De Nederlandsche Handel-Maatschappij verlaat het pand in 1926.
1928 Vestiging van het verkoopkantoor van kaarten voor de Olympische spelen.
1940-1943 Assurantie maatschappij Brandaris. Uit stukken lijkt deze verzekeringsmaatschappij in 1940 te zijn gestart en lijkt in 1942 te worden geliquideerd.
Wie er achter de maatschappij zitten is niet te achterhalen, wel dat een aantal bestuurders en commissarissen ook bij de Nederlandsche Handel-Maatschappij
betrokken zijn.
1960-1975 Hoofdkantoor van Hagemeyer & Co's Handelsmij NV. Hagemeyer is in 1900 opgericht door de gebroeders Johan en Anton Hagemeijer in Nederlands-
Indië. Het importeerde Nederlandse producten als kaas, sigaren en andere artikelen. Het bedrijf kende door de tijden heen vele ups en downs.
Door het verdwijnen van de afzetmogelijkheden in Indonesië en Nieuw Guinea werd gezocht naar andere bedrijfsmogelijkheden. In hun tijd op de
Herengracht werd bedrijvigheid gezocht in de industrie, maar dit werd geen succes. Vanaf 1978 besloot men zich weer op de handel te concentreren.

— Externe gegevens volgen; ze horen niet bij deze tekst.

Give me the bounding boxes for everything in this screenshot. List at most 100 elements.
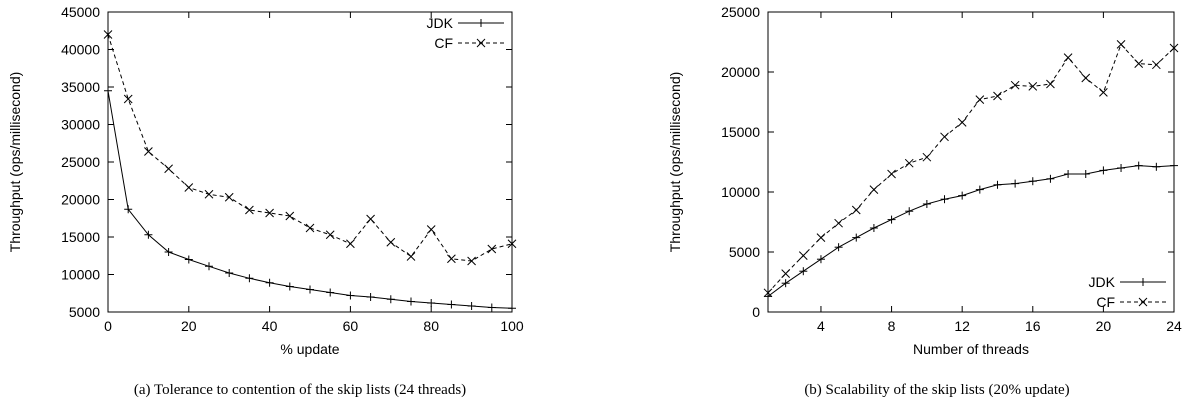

2004 Vestiging van PCM Uitgevers N.V.. Deze uitgeverij is ontstaan uit de toenmalige Perscombinatie (de Volkskrant, Trouw en Het Parool) die
in juni 1994 voor 100 procent eigenaar wordt van boekenuitgever Meulenhoff & Co. De naam PCM Uitgevers wordt gekozen, de letters verwijzen naar
Perscombinatie en Meulenhoff. Sindsdien vormt het uitgeven van boeken een van de kernactiviteiten.
In de 20ste eeuw werd de trap in Lodewijk XV-stijl, die de verbouwing van 1805 had overleefd, gesloopt, maar in 2017 werd de trap, inclusief de
fraaie trapbalusters, tussen de 1ste en 2de verdieping gereconstrueerd.